Alcohol myth-busters - Drive safely this Christmas

The party season is here, and it's time to enjoy the festivities.

However, road safety chiefs are calling on drivers across the UK to plan their journeys and ensure they celebrate the festive season safely.

GEM Motoring Assist insists alcohol impairs judgement, and driving after drinking even a small amount of alcohol raises every driver’s risk of being involved in a collision.

There were 260 deaths on Britain’s roads in 2021 where a driver was over the drink-drive limit – the highest since 2009. A further 6,740 people were injured.

Below, we take a look at some myths around the drink-drive limits in the UK.

I’ll be OK after a good night’s sleep

Not necessarily. Between 15 and 20% failed breath tests are from people who get behind the wheel the morning after drinking alcohol.

One drink means one ‘unit’ of alcohol

Wrong, so counting the glasses you’ve had at the pub, at a party or at home is not a reliable indicator of how much alcohol you have consumed.

Coffee will sober me up after a few drinks

Wrong. You may feel more alert, as coffee is a stimulant and alcohol is a depressant. But you’ll still have the same amount of alcohol in your system, however much coffee you drink.

Eating a heavy meal means I can’t get drunk

Wrong. Food doesn’t prevent alcohol from being absorbed… it can slow the process down, but you’ll still have the alcohol in your system.

I won’t be impaired until I’ve had a lot to drink

Wrong. Even small amounts will impair your judgement. Impairment starts with your very first drink.

I’ll see how I feel later before deciding whether to drive or not

Wrong: plan early how you’re going to get home. Decide where you can safely leave your car, book taxis, or agree that you’ll stay on soft drinks.
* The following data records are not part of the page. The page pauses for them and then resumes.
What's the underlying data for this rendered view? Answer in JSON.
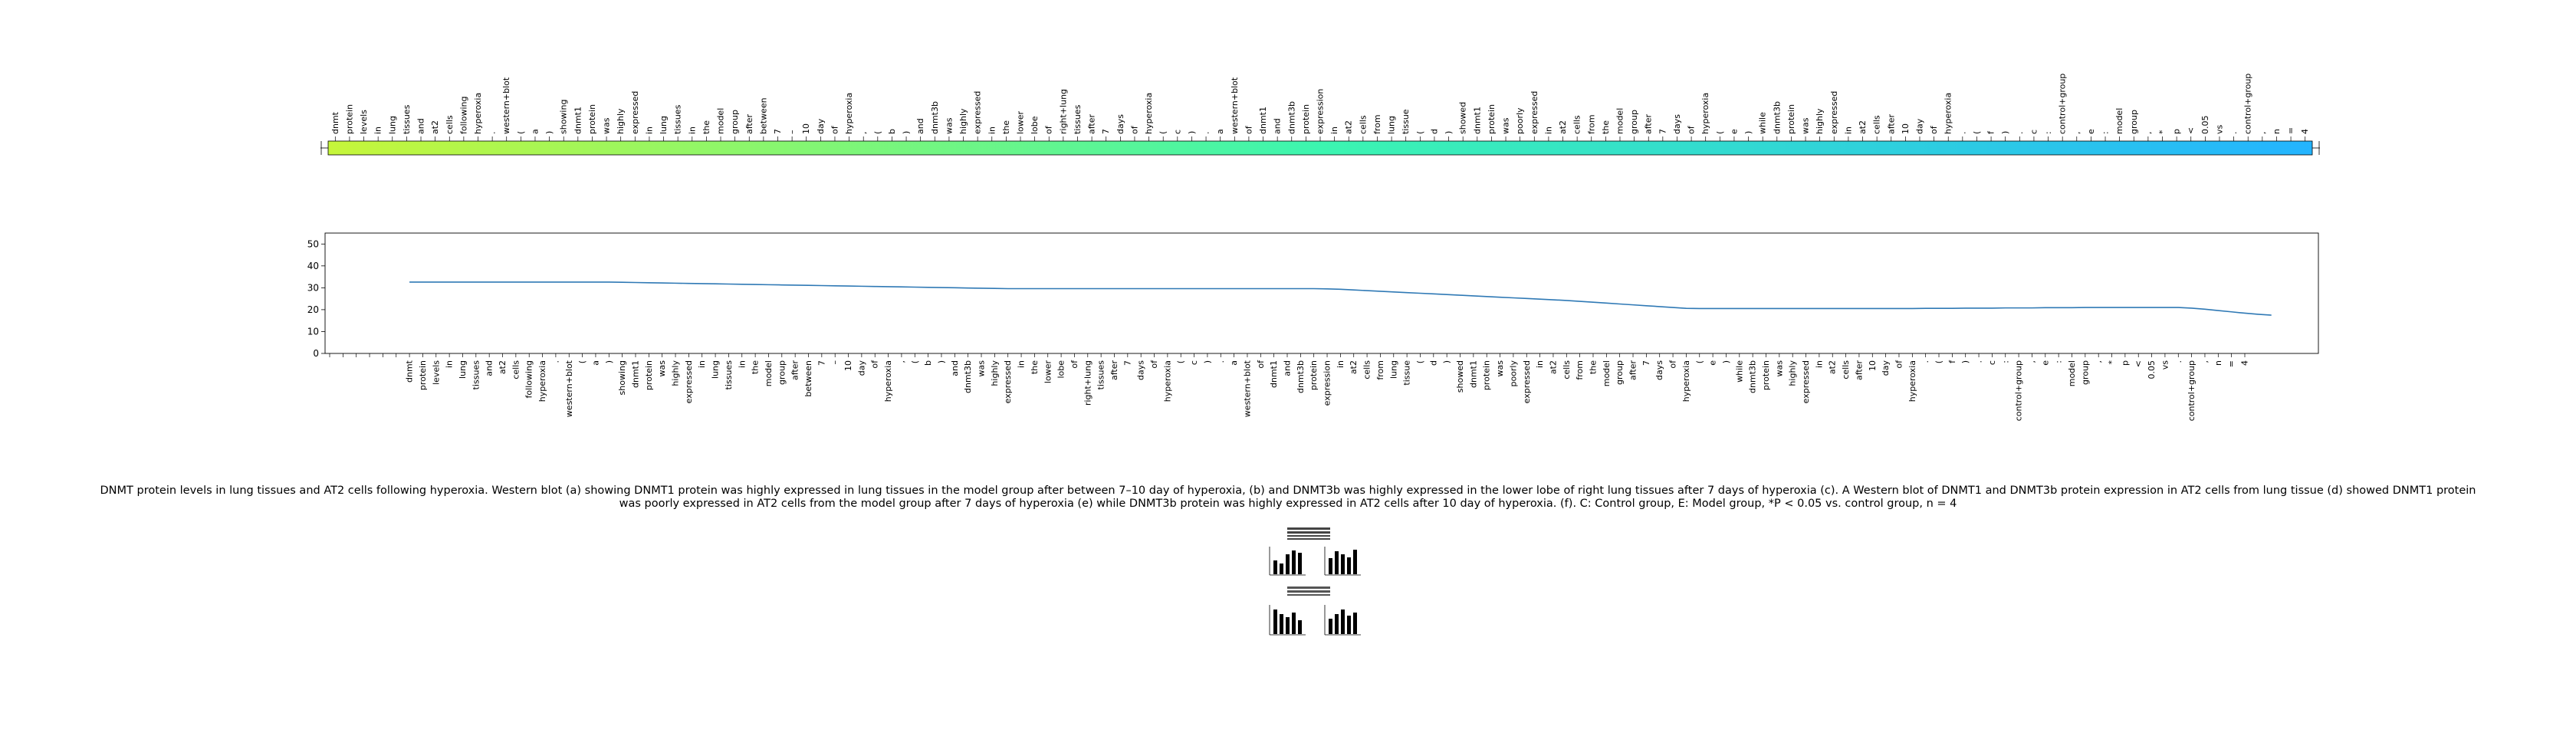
{
  "tokens": [
    "dnmt",
    "protein",
    "levels",
    "in",
    "lung",
    "tissues",
    "and",
    "at2",
    "cells",
    "following",
    "hyperoxia",
    ".",
    "western+blot",
    "(",
    "a",
    ")",
    "showing",
    "dnmt1",
    "protein",
    "was",
    "highly",
    "expressed",
    "in",
    "lung",
    "tissues",
    "in",
    "the",
    "model",
    "group",
    "after",
    "between",
    "7",
    "–",
    "10",
    "day",
    "of",
    "hyperoxia",
    ",",
    "(",
    "b",
    ")",
    "and",
    "dnmt3b",
    "was",
    "highly",
    "expressed",
    "in",
    "the",
    "lower",
    "lobe",
    "of",
    "right+lung",
    "tissues",
    "after",
    "7",
    "days",
    "of",
    "hyperoxia",
    "(",
    "c",
    ")",
    ".",
    "a",
    "western+blot",
    "of",
    "dnmt1",
    "and",
    "dnmt3b",
    "protein",
    "expression",
    "in",
    "at2",
    "cells",
    "from",
    "lung",
    "tissue",
    "(",
    "d",
    ")",
    "showed",
    "dnmt1",
    "protein",
    "was",
    "poorly",
    "expressed",
    "in",
    "at2",
    "cells",
    "from",
    "the",
    "model",
    "group",
    "after",
    "7",
    "days",
    "of",
    "hyperoxia",
    "(",
    "e",
    ")",
    "while",
    "dnmt3b",
    "protein",
    "was",
    "highly",
    "expressed",
    "in",
    "at2",
    "cells",
    "after",
    "10",
    "day",
    "of",
    "hyperoxia",
    ".",
    "(",
    "f",
    ")",
    ".",
    "c",
    ":",
    "control+group",
    ",",
    "e",
    ":",
    "model",
    "group",
    ",",
    "*",
    "p",
    "<",
    "0.05",
    "vs",
    ".",
    "control+group",
    ",",
    "n",
    "=",
    "4"
  ],
  "chart_data": {
    "type": "line",
    "ylim": [
      0,
      55
    ],
    "yticks": [
      0,
      10,
      20,
      30,
      40,
      50
    ],
    "x_start_index": 6,
    "y": [
      32.6,
      32.6,
      32.6,
      32.6,
      32.6,
      32.6,
      32.6,
      32.6,
      32.6,
      32.6,
      32.6,
      32.6,
      32.6,
      32.6,
      32.6,
      32.6,
      32.5,
      32.4,
      32.3,
      32.2,
      32.1,
      32.0,
      31.9,
      31.8,
      31.7,
      31.6,
      31.5,
      31.4,
      31.3,
      31.2,
      31.1,
      31.0,
      30.9,
      30.8,
      30.7,
      30.6,
      30.5,
      30.4,
      30.3,
      30.2,
      30.1,
      30.0,
      29.9,
      29.8,
      29.7,
      29.6,
      29.6,
      29.6,
      29.6,
      29.6,
      29.6,
      29.6,
      29.6,
      29.6,
      29.6,
      29.6,
      29.6,
      29.6,
      29.6,
      29.6,
      29.6,
      29.6,
      29.6,
      29.6,
      29.6,
      29.6,
      29.6,
      29.6,
      29.6,
      29.5,
      29.3,
      29.0,
      28.7,
      28.4,
      28.1,
      27.8,
      27.5,
      27.2,
      26.9,
      26.6,
      26.3,
      26.0,
      25.7,
      25.4,
      25.1,
      24.8,
      24.5,
      24.2,
      23.8,
      23.4,
      23.0,
      22.6,
      22.2,
      21.8,
      21.4,
      21.0,
      20.6,
      20.5,
      20.5,
      20.5,
      20.5,
      20.5,
      20.5,
      20.5,
      20.5,
      20.5,
      20.5,
      20.5,
      20.5,
      20.5,
      20.5,
      20.5,
      20.5,
      20.5,
      20.6,
      20.6,
      20.6,
      20.7,
      20.7,
      20.7,
      20.8,
      20.8,
      20.8,
      20.9,
      20.9,
      20.9,
      21.0,
      21.0,
      21.0,
      21.0,
      21.0,
      21.0,
      21.0,
      21.0,
      20.7,
      20.2,
      19.6,
      19.0,
      18.4,
      17.9,
      17.5
    ]
  },
  "caption": "DNMT protein levels in lung tissues and AT2 cells following hyperoxia. Western blot (a) showing DNMT1 protein was highly expressed in lung tissues in the model group after between 7–10 day of hyperoxia, (b) and DNMT3b was highly expressed in the lower lobe of right lung tissues after 7 days of hyperoxia (c). A Western blot of DNMT1 and DNMT3b protein expression in AT2 cells from lung tissue (d) showed DNMT1 protein was poorly expressed in AT2 cells from the model group after 7 days of hyperoxia (e) while DNMT3b protein was highly expressed in AT2 cells after 10 day of hyperoxia. (f). C: Control group, E: Model group, *P < 0.05 vs. control group, n = 4",
  "colors": {
    "heat_start": "#c6f63a",
    "heat_mid": "#3cf5b0",
    "heat_end": "#24b4ff",
    "line": "#2f79b5"
  }
}
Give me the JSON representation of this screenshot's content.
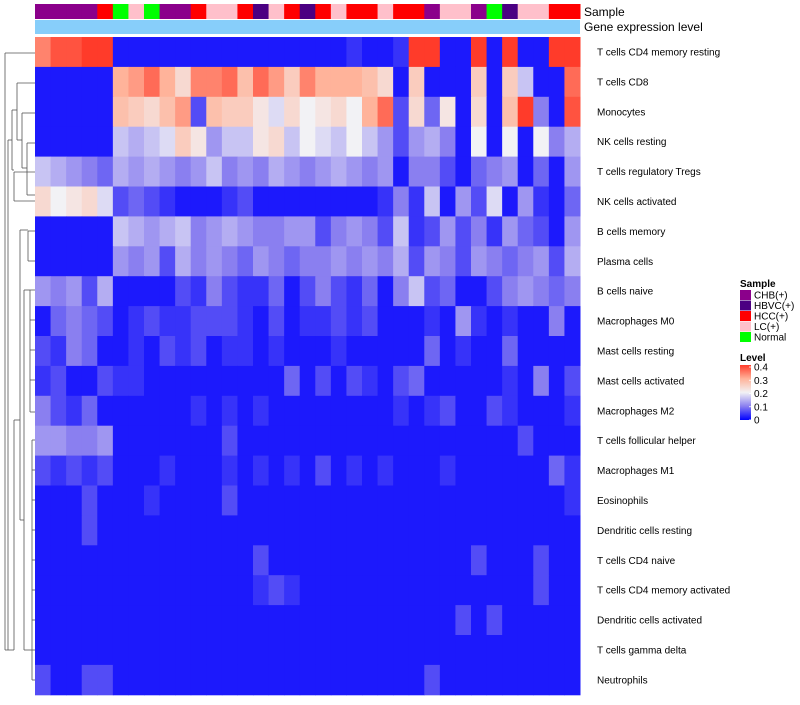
{
  "chart_data": {
    "type": "heatmap",
    "annotation_tracks": [
      "Sample",
      "Gene expression level"
    ],
    "rows": [
      "T cells CD4 memory resting",
      "T cells CD8",
      "Monocytes",
      "NK cells resting",
      "T cells regulatory  Tregs",
      "NK cells activated",
      "B cells memory",
      "Plasma cells",
      "B cells naive",
      "Macrophages M0",
      "Mast cells resting",
      "Mast cells activated",
      "Macrophages M2",
      "T cells follicular helper",
      "Macrophages M1",
      "Eosinophils",
      "Dendritic cells resting",
      "T cells CD4 naive",
      "T cells CD4 memory activated",
      "Dendritic cells activated",
      "T cells gamma delta",
      "Neutrophils"
    ],
    "sample_groups": [
      "CHB",
      "CHB",
      "CHB",
      "CHB",
      "HCC",
      "Normal",
      "LC",
      "Normal",
      "CHB",
      "CHB",
      "HCC",
      "LC",
      "LC",
      "HCC",
      "HBVC",
      "LC",
      "HCC",
      "HBVC",
      "HCC",
      "LC",
      "HCC",
      "HCC",
      "LC",
      "HCC",
      "HCC",
      "CHB",
      "LC",
      "LC",
      "CHB",
      "Normal",
      "HBVC",
      "LC",
      "LC",
      "HCC",
      "HCC"
    ],
    "values": [
      [
        0.34,
        0.38,
        0.38,
        0.42,
        0.42,
        0.02,
        0.02,
        0.02,
        0.02,
        0.02,
        0.02,
        0.02,
        0.02,
        0.02,
        0.02,
        0.02,
        0.02,
        0.02,
        0.02,
        0.02,
        0.04,
        0.02,
        0.02,
        0.04,
        0.42,
        0.42,
        0.02,
        0.02,
        0.44,
        0.02,
        0.4,
        0.02,
        0.02,
        0.42,
        0.42
      ],
      [
        0.02,
        0.02,
        0.02,
        0.02,
        0.02,
        0.3,
        0.32,
        0.36,
        0.3,
        0.24,
        0.34,
        0.34,
        0.36,
        0.28,
        0.36,
        0.32,
        0.26,
        0.34,
        0.3,
        0.3,
        0.3,
        0.28,
        0.24,
        0.02,
        0.26,
        0.02,
        0.02,
        0.02,
        0.26,
        0.02,
        0.26,
        0.16,
        0.02,
        0.02,
        0.36
      ],
      [
        0.02,
        0.02,
        0.02,
        0.02,
        0.02,
        0.28,
        0.26,
        0.24,
        0.28,
        0.32,
        0.06,
        0.28,
        0.26,
        0.26,
        0.22,
        0.18,
        0.24,
        0.2,
        0.22,
        0.24,
        0.2,
        0.3,
        0.36,
        0.06,
        0.24,
        0.08,
        0.22,
        0.02,
        0.24,
        0.02,
        0.28,
        0.44,
        0.1,
        0.02,
        0.38
      ],
      [
        0.02,
        0.02,
        0.02,
        0.02,
        0.02,
        0.16,
        0.14,
        0.16,
        0.18,
        0.26,
        0.22,
        0.12,
        0.16,
        0.16,
        0.22,
        0.24,
        0.16,
        0.2,
        0.18,
        0.16,
        0.2,
        0.16,
        0.12,
        0.06,
        0.12,
        0.14,
        0.1,
        0.02,
        0.2,
        0.02,
        0.2,
        0.02,
        0.2,
        0.1,
        0.14
      ],
      [
        0.16,
        0.14,
        0.12,
        0.1,
        0.08,
        0.14,
        0.12,
        0.14,
        0.12,
        0.1,
        0.12,
        0.16,
        0.1,
        0.12,
        0.1,
        0.14,
        0.12,
        0.1,
        0.12,
        0.14,
        0.12,
        0.1,
        0.12,
        0.02,
        0.1,
        0.1,
        0.06,
        0.02,
        0.08,
        0.1,
        0.12,
        0.02,
        0.08,
        0.02,
        0.12
      ],
      [
        0.24,
        0.2,
        0.22,
        0.24,
        0.18,
        0.06,
        0.08,
        0.06,
        0.04,
        0.02,
        0.02,
        0.02,
        0.04,
        0.06,
        0.02,
        0.02,
        0.02,
        0.02,
        0.02,
        0.02,
        0.02,
        0.02,
        0.04,
        0.1,
        0.04,
        0.16,
        0.02,
        0.12,
        0.06,
        0.18,
        0.02,
        0.12,
        0.04,
        0.02,
        0.08
      ],
      [
        0.02,
        0.02,
        0.02,
        0.02,
        0.02,
        0.16,
        0.14,
        0.12,
        0.14,
        0.16,
        0.1,
        0.12,
        0.14,
        0.12,
        0.1,
        0.1,
        0.12,
        0.12,
        0.06,
        0.1,
        0.12,
        0.1,
        0.06,
        0.16,
        0.04,
        0.06,
        0.12,
        0.06,
        0.1,
        0.04,
        0.12,
        0.08,
        0.06,
        0.02,
        0.12
      ],
      [
        0.02,
        0.02,
        0.02,
        0.02,
        0.02,
        0.12,
        0.1,
        0.12,
        0.06,
        0.14,
        0.1,
        0.12,
        0.1,
        0.08,
        0.12,
        0.1,
        0.08,
        0.1,
        0.1,
        0.12,
        0.1,
        0.12,
        0.1,
        0.14,
        0.06,
        0.12,
        0.1,
        0.06,
        0.12,
        0.1,
        0.08,
        0.1,
        0.12,
        0.06,
        0.14
      ],
      [
        0.12,
        0.1,
        0.12,
        0.06,
        0.14,
        0.02,
        0.02,
        0.02,
        0.02,
        0.06,
        0.04,
        0.1,
        0.06,
        0.04,
        0.04,
        0.08,
        0.02,
        0.06,
        0.1,
        0.06,
        0.04,
        0.08,
        0.02,
        0.1,
        0.16,
        0.06,
        0.08,
        0.02,
        0.02,
        0.06,
        0.1,
        0.12,
        0.1,
        0.08,
        0.1
      ],
      [
        0.02,
        0.08,
        0.1,
        0.08,
        0.06,
        0.02,
        0.04,
        0.06,
        0.04,
        0.04,
        0.06,
        0.06,
        0.06,
        0.04,
        0.02,
        0.06,
        0.02,
        0.04,
        0.04,
        0.06,
        0.04,
        0.06,
        0.02,
        0.02,
        0.02,
        0.04,
        0.02,
        0.12,
        0.04,
        0.02,
        0.04,
        0.02,
        0.02,
        0.1,
        0.02
      ],
      [
        0.06,
        0.04,
        0.1,
        0.08,
        0.02,
        0.02,
        0.04,
        0.02,
        0.06,
        0.04,
        0.06,
        0.02,
        0.04,
        0.04,
        0.02,
        0.04,
        0.02,
        0.02,
        0.02,
        0.04,
        0.02,
        0.02,
        0.02,
        0.02,
        0.02,
        0.08,
        0.02,
        0.04,
        0.02,
        0.02,
        0.08,
        0.02,
        0.02,
        0.02,
        0.02
      ],
      [
        0.04,
        0.06,
        0.02,
        0.02,
        0.06,
        0.04,
        0.04,
        0.02,
        0.02,
        0.02,
        0.02,
        0.02,
        0.02,
        0.02,
        0.02,
        0.02,
        0.08,
        0.02,
        0.06,
        0.02,
        0.06,
        0.04,
        0.02,
        0.06,
        0.08,
        0.02,
        0.02,
        0.02,
        0.02,
        0.02,
        0.04,
        0.02,
        0.1,
        0.02,
        0.06
      ],
      [
        0.1,
        0.06,
        0.04,
        0.08,
        0.02,
        0.02,
        0.02,
        0.02,
        0.02,
        0.02,
        0.04,
        0.02,
        0.04,
        0.02,
        0.04,
        0.02,
        0.02,
        0.02,
        0.02,
        0.02,
        0.02,
        0.02,
        0.02,
        0.04,
        0.02,
        0.04,
        0.06,
        0.02,
        0.02,
        0.06,
        0.04,
        0.02,
        0.02,
        0.02,
        0.04
      ],
      [
        0.12,
        0.12,
        0.1,
        0.1,
        0.12,
        0.02,
        0.02,
        0.02,
        0.02,
        0.02,
        0.02,
        0.02,
        0.06,
        0.02,
        0.02,
        0.02,
        0.02,
        0.02,
        0.02,
        0.02,
        0.02,
        0.02,
        0.02,
        0.02,
        0.02,
        0.02,
        0.02,
        0.02,
        0.02,
        0.02,
        0.02,
        0.06,
        0.02,
        0.02,
        0.02
      ],
      [
        0.06,
        0.04,
        0.06,
        0.04,
        0.06,
        0.02,
        0.02,
        0.02,
        0.04,
        0.02,
        0.02,
        0.02,
        0.04,
        0.02,
        0.04,
        0.02,
        0.04,
        0.02,
        0.06,
        0.02,
        0.04,
        0.02,
        0.04,
        0.02,
        0.02,
        0.02,
        0.04,
        0.02,
        0.02,
        0.02,
        0.02,
        0.02,
        0.02,
        0.08,
        0.04
      ],
      [
        0.02,
        0.02,
        0.02,
        0.06,
        0.02,
        0.02,
        0.02,
        0.04,
        0.02,
        0.02,
        0.02,
        0.02,
        0.06,
        0.02,
        0.02,
        0.02,
        0.02,
        0.02,
        0.02,
        0.02,
        0.02,
        0.02,
        0.02,
        0.02,
        0.02,
        0.02,
        0.02,
        0.02,
        0.02,
        0.02,
        0.02,
        0.02,
        0.02,
        0.02,
        0.04
      ],
      [
        0.02,
        0.02,
        0.02,
        0.06,
        0.02,
        0.02,
        0.02,
        0.02,
        0.02,
        0.02,
        0.02,
        0.02,
        0.02,
        0.02,
        0.02,
        0.02,
        0.02,
        0.02,
        0.02,
        0.02,
        0.02,
        0.02,
        0.02,
        0.02,
        0.02,
        0.02,
        0.02,
        0.02,
        0.02,
        0.02,
        0.02,
        0.02,
        0.02,
        0.02,
        0.02
      ],
      [
        0.02,
        0.02,
        0.02,
        0.02,
        0.02,
        0.02,
        0.02,
        0.02,
        0.02,
        0.02,
        0.02,
        0.02,
        0.02,
        0.02,
        0.06,
        0.02,
        0.02,
        0.02,
        0.02,
        0.02,
        0.02,
        0.02,
        0.02,
        0.02,
        0.02,
        0.02,
        0.02,
        0.02,
        0.06,
        0.02,
        0.02,
        0.02,
        0.06,
        0.02,
        0.02
      ],
      [
        0.02,
        0.02,
        0.02,
        0.02,
        0.02,
        0.02,
        0.02,
        0.02,
        0.02,
        0.02,
        0.02,
        0.02,
        0.02,
        0.02,
        0.04,
        0.06,
        0.04,
        0.02,
        0.02,
        0.02,
        0.02,
        0.02,
        0.02,
        0.02,
        0.02,
        0.02,
        0.02,
        0.02,
        0.02,
        0.02,
        0.02,
        0.02,
        0.06,
        0.02,
        0.02
      ],
      [
        0.02,
        0.02,
        0.02,
        0.02,
        0.02,
        0.02,
        0.02,
        0.02,
        0.02,
        0.02,
        0.02,
        0.02,
        0.02,
        0.02,
        0.02,
        0.02,
        0.02,
        0.02,
        0.02,
        0.02,
        0.02,
        0.02,
        0.02,
        0.02,
        0.02,
        0.02,
        0.02,
        0.06,
        0.02,
        0.06,
        0.02,
        0.02,
        0.02,
        0.02,
        0.02
      ],
      [
        0.02,
        0.02,
        0.02,
        0.02,
        0.02,
        0.02,
        0.02,
        0.02,
        0.02,
        0.02,
        0.02,
        0.02,
        0.02,
        0.02,
        0.02,
        0.02,
        0.02,
        0.02,
        0.02,
        0.02,
        0.02,
        0.02,
        0.02,
        0.02,
        0.02,
        0.02,
        0.02,
        0.02,
        0.02,
        0.02,
        0.02,
        0.02,
        0.02,
        0.02,
        0.02
      ],
      [
        0.06,
        0.02,
        0.02,
        0.06,
        0.06,
        0.02,
        0.02,
        0.02,
        0.02,
        0.02,
        0.02,
        0.02,
        0.02,
        0.02,
        0.02,
        0.02,
        0.02,
        0.02,
        0.02,
        0.02,
        0.02,
        0.02,
        0.02,
        0.02,
        0.02,
        0.06,
        0.02,
        0.02,
        0.02,
        0.02,
        0.02,
        0.02,
        0.02,
        0.02,
        0.02
      ]
    ],
    "color_scale": {
      "domain": [
        0,
        0.1,
        0.2,
        0.3,
        0.4
      ],
      "colors": [
        "#0000ff",
        "#8a7ff0",
        "#f2f2f5",
        "#ffb39a",
        "#ff3b2a"
      ]
    },
    "legend": {
      "sample_title": "Sample",
      "sample_entries": [
        {
          "key": "CHB",
          "label": "CHB(+)",
          "color": "#8b008b"
        },
        {
          "key": "HBVC",
          "label": "HBVC(+)",
          "color": "#4b0082"
        },
        {
          "key": "HCC",
          "label": "HCC(+)",
          "color": "#ff0000"
        },
        {
          "key": "LC",
          "label": "LC(+)",
          "color": "#ffc0cb"
        },
        {
          "key": "Normal",
          "label": "Normal",
          "color": "#00ff00"
        }
      ],
      "level_title": "Level",
      "level_ticks": [
        "0.4",
        "0.3",
        "0.2",
        "0.1",
        "0"
      ]
    },
    "gene_expression_color": "#87cefa"
  }
}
We tend not to make our wisest decisions when we’re a little merry – or worse.

I can avoid court and go on a course if I get caught, as it would be a first offence

Wrong. There’s a mandatory 12-month ban, plus a hefty fine and a criminal record. Estimates show that a drink-drive conviction costs the average motorist nearly £50,000 when all the immediate costs and longer-term consequences are taken into account.